« Maman, réveille-toi » : alcoolisé au volant, il cause la mort d’une mère de famille sous les yeux de sa fille de 4 ans près de Fréjus
Le cuir pourtant tanné par quinze années d’expérience et des milliers de dossiers pénaux impliquant des mineurs, l’administrateur ad hoc Bruno Dani n’a pas su retenir ses larmes à la barre du tribunal correctionnel de Draguignan au moment d’évoquer les mots confiés par la petite Louane (le prénom a été modifié), 4 ans.
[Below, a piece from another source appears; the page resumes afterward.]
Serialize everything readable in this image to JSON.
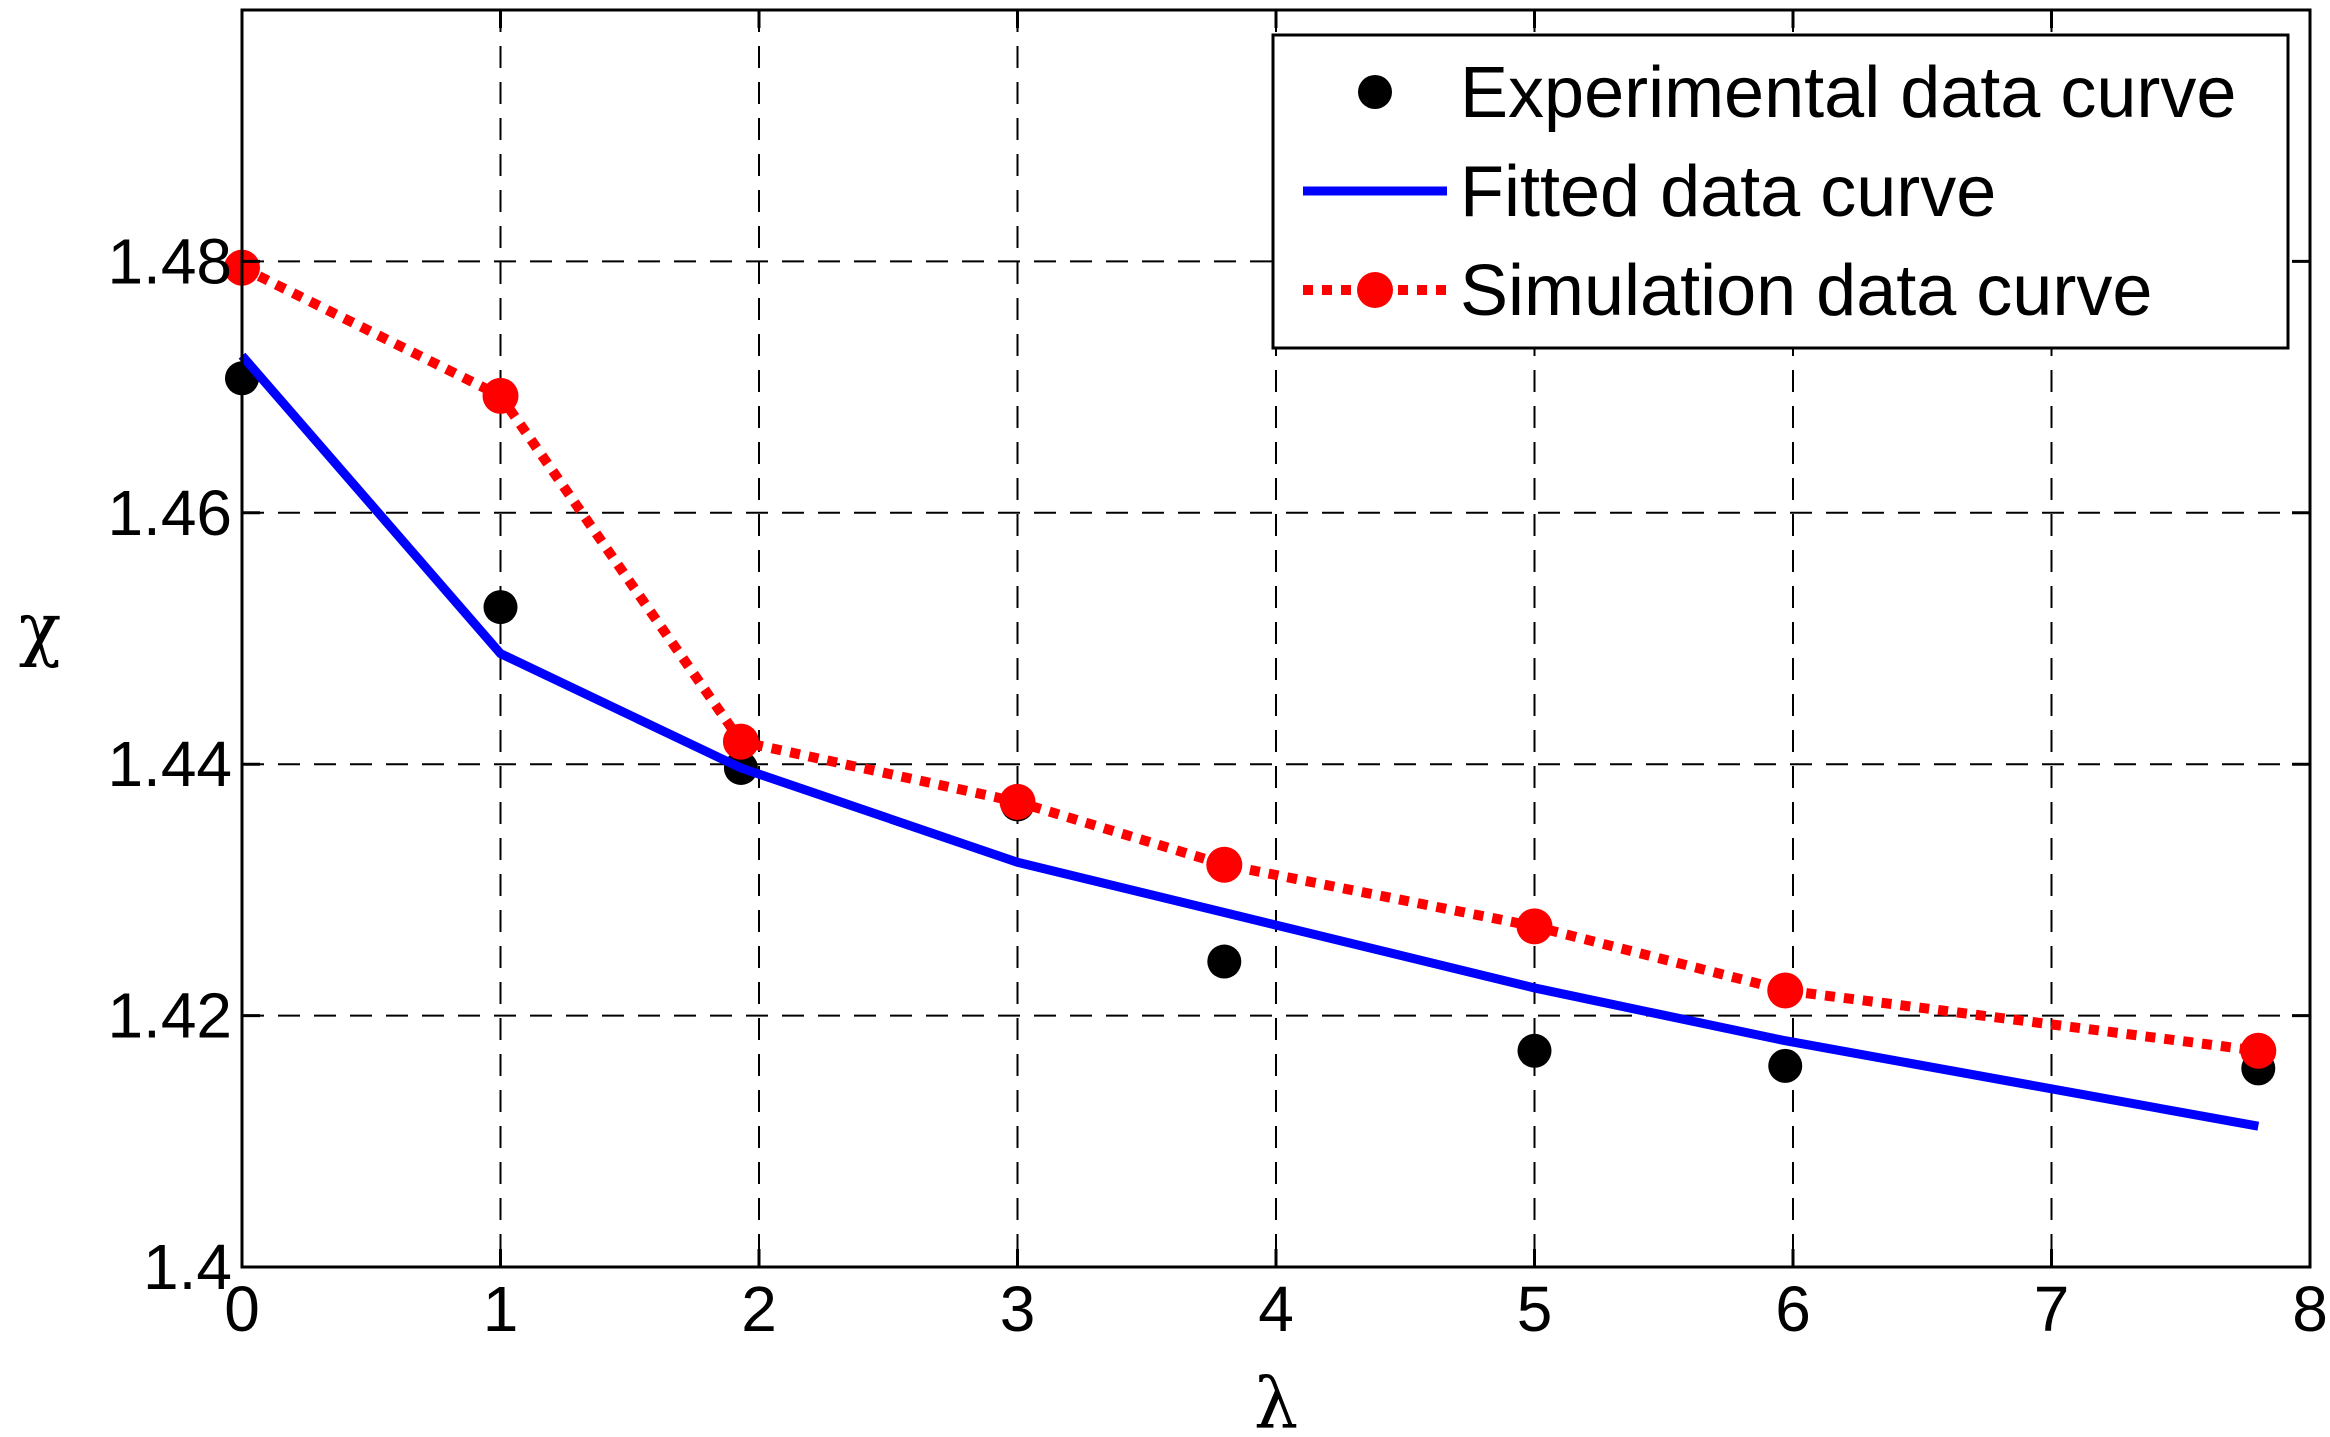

« Maman, maman, réveille-toi. » Les tapes de l’enfant sur l’épaule d’Hanae n’y feront rien. Le 14 mars, peu avant 13 heures, sa mère vient de mourir sur le coup au volant de sa Fiat Punto après avoir été percutée par la BMW Serie 3 de Jean-Paul W.
À l’arrière, sur son siège enfant, Louane s’en sort avec seulement quelques égratignures. La puissance du choc a pourtant fait reculer sur plusieurs mètres leur véhicule qui roulait à 70 km/h au moment de l’impact.
Sur cette portion de la départementale 4 entre Fréjus et Saint-Paul-en-Forêt limitée à 80 km/h, Jean-Paul, militaire de 25 ans au 21e Rima de Fréjus, roulait lui à 120 km/h. Pressé, sans pouvoir l’expliquer. Fortement alcoolisé (0,81 g/L de sang au moment de l’accident), après une soirée arrosée à la vodka « pour fêter [sa] permission prochaine en Nouvelle-Calédonie ».
Après avoir dépassé un premier véhicule, le futur papa entame le dépassement d’un second en sortie de virage. Le tout sur une chaussée rendue humide par les pluies du matin et avec des pneus usés jusqu’à la corde.
Perte de contrôle à haute vitesse
Jean-Paul perd le contrôle, heurte la barrière de sécurité du côté opposée et glisse sur 60 mètres. Jusqu’au choc, estimé par un expert, à 80 km/h avec la Fiat d’Hanae. Un témoin, qui suivait la victime, l’a vue « désespérément » tenter d’éviter l’accident. « Mais il n’y avait aucune échappatoire… »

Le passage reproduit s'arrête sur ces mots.